Я на телепатическом уровне прочувствовал все, что мне в этот момент проскрипел зубами Валентиныч. Вот позор-то! Мы стояли минуту-две. Тишина была такой обволакивающей, что казалось — дело происходит в космосе. Все, сейчас будет буйное хлопанье крыльев и смолкнет, уйдет!


Щелчок… Еще один. Рулада щелчков. Песня!!! Уф! Федор нетерпеливо коснулся меня прикладом. Три трехшаговые перебежки. Вот она, ель, откуда уже очень громко слышна глухариная песня! Но где же он? Вновь, скорее ощутил, чем услышал: — «Отойди назад!».


Отошел при первой же руладе. Все равно не пойму. Три шага вправо. Три шага назад. Вот! Качнулась ветка ели! Он! Но стрелять нельзя, глухарь в три четверти ко мне, а бить только в крыло, иначе ищи потом подранка! Еще немного назад, к Федору, теперь мы стоим плечо к плечу, и он окончательно теряет терпение.


С очередной песней вжимаю приклад в плечо, свожу три точки — бок глухаря, мушку и планку. Замолк глухарь, и палец замирает на предохранителе. Малейший звук неприемлем!
Запел! Предохранитель долой; чувствую, как, страхуя меня, вскидывает ружье Валентиныч, выдыхаю и чуть касаюсь пальцем крючка. Долей секунды позже грохает ружье Федора, спасибо ему, но я-то знаю, что попал! Массивное тело с шумом падает сквозь густую крону могучей ели.
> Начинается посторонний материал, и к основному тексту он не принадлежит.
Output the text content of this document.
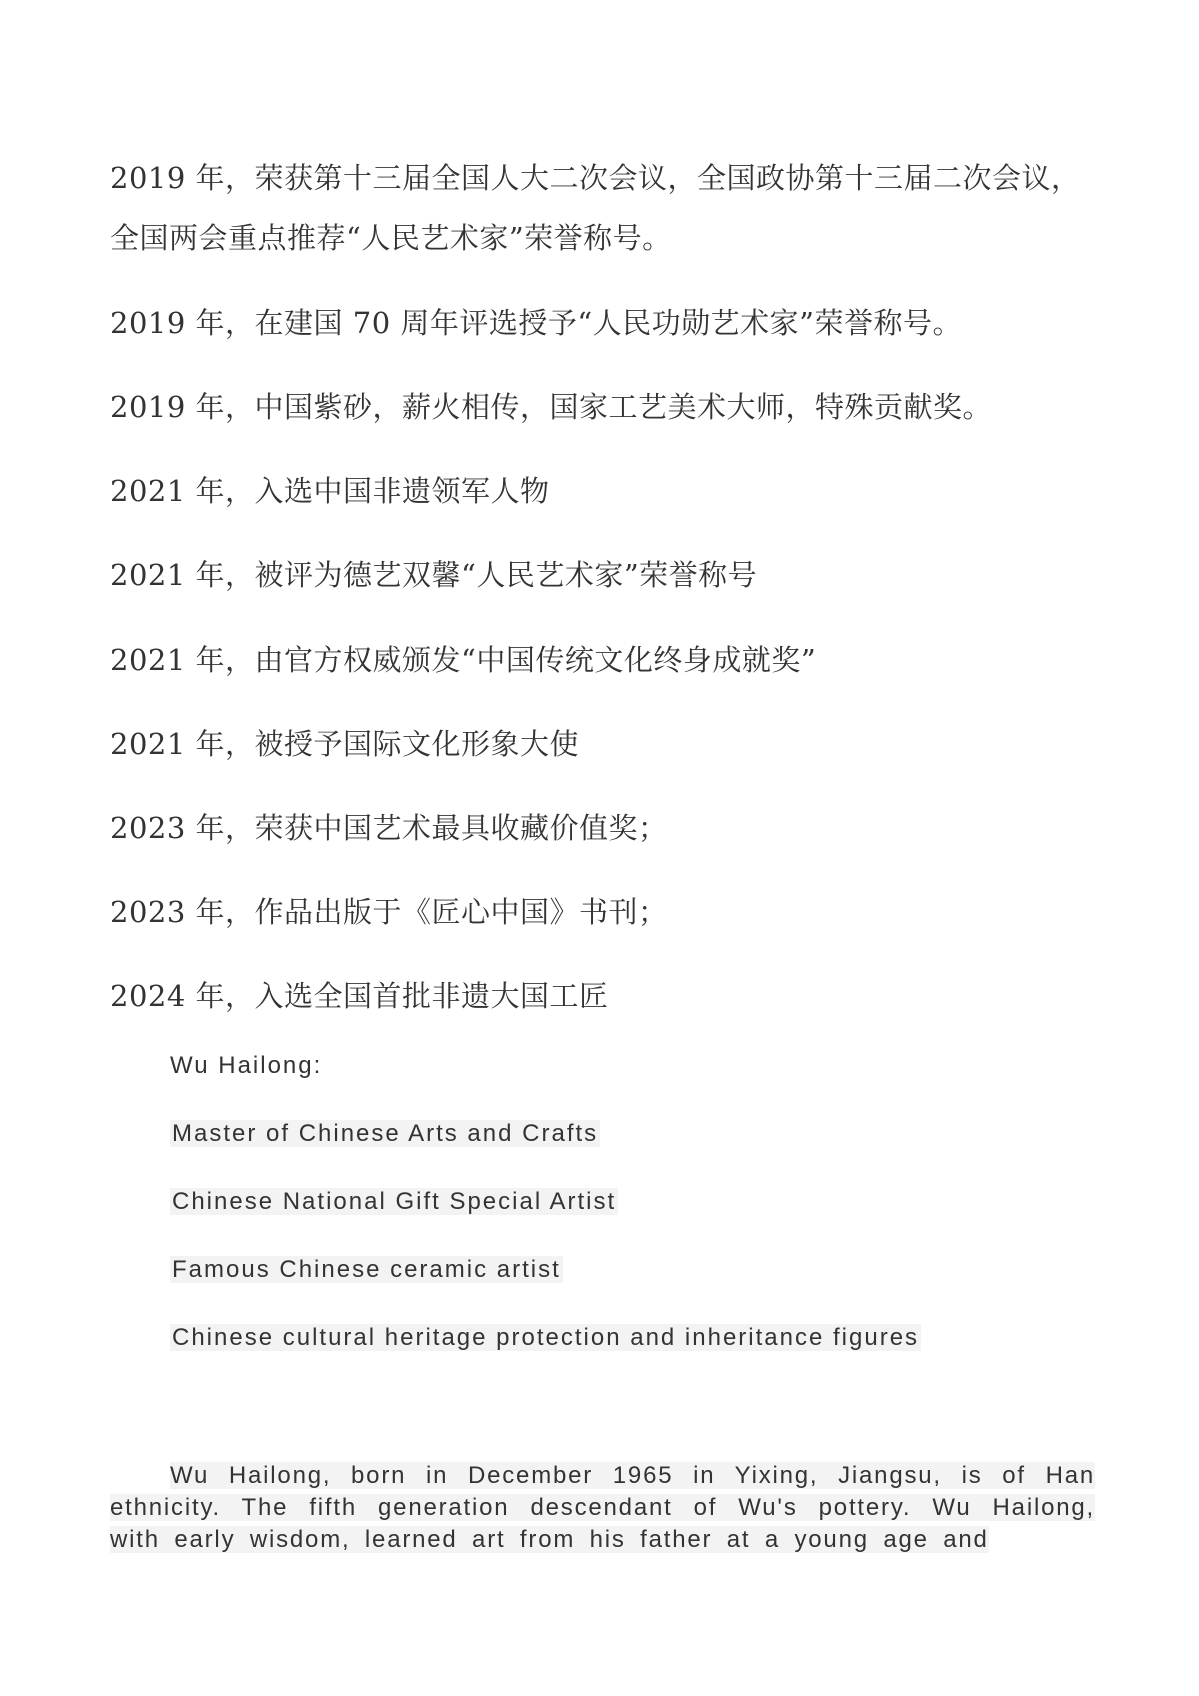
2019 年，荣获第十三届全国人大二次会议，全国政协第十三届二次会议，
全国两会重点推荐“人民艺术家”荣誉称号。
2019 年，在建国 70 周年评选授予“人民功勋艺术家”荣誉称号。
2019 年，中国紫砂，薪火相传，国家工艺美术大师，特殊贡献奖。
2021 年，入选中国非遗领军人物
2021 年，被评为德艺双馨“人民艺术家”荣誉称号
2021 年，由官方权威颁发“中国传统文化终身成就奖”
2021 年，被授予国际文化形象大使
2023 年，荣获中国艺术最具收藏价值奖；
2023 年，作品出版于《匠心中国》书刊；
2024 年，入选全国首批非遗大国工匠
Wu Hailong:
Master of Chinese Arts and Crafts
Chinese National Gift Special Artist
Famous Chinese ceramic artist
Chinese cultural heritage protection and inheritance figures
Wu Hailong, born in December 1965 in Yixing, Jiangsu, is of Han ethnicity. The fifth generation descendant of Wu's pottery. Wu Hailong, with early wisdom, learned art from his father at a young age and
— …! — с чувством говорит Валентиныч. — Ну и нервы у тебя! Я уже думал, если сейчас не выстрелит, сам пальну!
— Служенье муз не терпит суеты! — не в тему ляпнул я, приводя в порядок свои ощущения.
Федор — мужик образованный, современный, а потому «муз» стерпел. Хмыкнул, включил
фонарик и пошел за глухарем, а я за ним. Он поднял с земли мощную птицу и подал мне. Ничто не заменит того момента, когда ты берешь на руки это чудо русского леса, огромное, тяжелое, многоцветное...
— Ну что ? — лукаво спросил Федор, — домой повезешь или на кровях?
Прекрасно понимая, что это проверка «на вшивость», я, тем не менее, совершенно искренне ответил:
— Ты о чем?! Конечно, на кровях!
— Да ладно! — рассмеялся он. — Ты чё? Вези домой!.. Хоро-о-ош чертяка! А ведь мог уйти! Кило на пять с половиной, а то и на шесть! Смотри-ка, а он драчун был!
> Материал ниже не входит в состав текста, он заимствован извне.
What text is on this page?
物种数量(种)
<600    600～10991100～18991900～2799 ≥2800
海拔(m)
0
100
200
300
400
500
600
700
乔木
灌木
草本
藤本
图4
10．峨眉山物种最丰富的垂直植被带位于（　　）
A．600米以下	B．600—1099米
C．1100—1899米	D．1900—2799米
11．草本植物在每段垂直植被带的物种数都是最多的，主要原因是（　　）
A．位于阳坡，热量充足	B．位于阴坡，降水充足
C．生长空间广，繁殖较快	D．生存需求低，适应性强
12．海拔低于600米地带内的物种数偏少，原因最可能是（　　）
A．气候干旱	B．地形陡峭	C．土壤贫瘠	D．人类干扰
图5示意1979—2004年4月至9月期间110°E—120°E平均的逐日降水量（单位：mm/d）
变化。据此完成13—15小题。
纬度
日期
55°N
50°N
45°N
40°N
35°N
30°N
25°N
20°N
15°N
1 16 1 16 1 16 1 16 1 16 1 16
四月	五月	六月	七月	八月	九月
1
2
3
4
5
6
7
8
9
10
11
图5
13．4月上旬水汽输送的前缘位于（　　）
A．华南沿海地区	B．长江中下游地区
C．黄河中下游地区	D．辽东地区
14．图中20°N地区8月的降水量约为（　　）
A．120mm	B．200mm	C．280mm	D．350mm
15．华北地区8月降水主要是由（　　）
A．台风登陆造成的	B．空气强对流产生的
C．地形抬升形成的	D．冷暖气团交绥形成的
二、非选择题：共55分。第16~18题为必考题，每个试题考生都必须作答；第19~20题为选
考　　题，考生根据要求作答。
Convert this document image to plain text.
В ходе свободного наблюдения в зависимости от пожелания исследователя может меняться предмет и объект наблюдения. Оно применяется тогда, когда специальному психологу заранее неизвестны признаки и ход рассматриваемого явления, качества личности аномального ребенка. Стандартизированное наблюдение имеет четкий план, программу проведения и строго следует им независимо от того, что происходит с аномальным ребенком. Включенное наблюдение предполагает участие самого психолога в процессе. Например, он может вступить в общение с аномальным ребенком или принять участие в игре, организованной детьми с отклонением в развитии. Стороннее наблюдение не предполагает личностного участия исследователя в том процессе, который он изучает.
Федор показал на птичий загривок с большой проплешиной на месте выдранных перьев. Я бережно заправил под крыло глухариную голову на еще гибкой мускулистой шее… Прости, брат, что взял твою жизнь, но я — охотник, и это была честная охота…


По медленно светлеющему лесу мы пошли к развилке, куда должна была вернуться за нами «буханка». Глухарь под мышкой приятно и весомо оттягивал руку. Анатольичу не повезло — он вышел на «молчуна». Но какой логикой порой руководствуется охотничья удача — «Тайна сия великая есть»!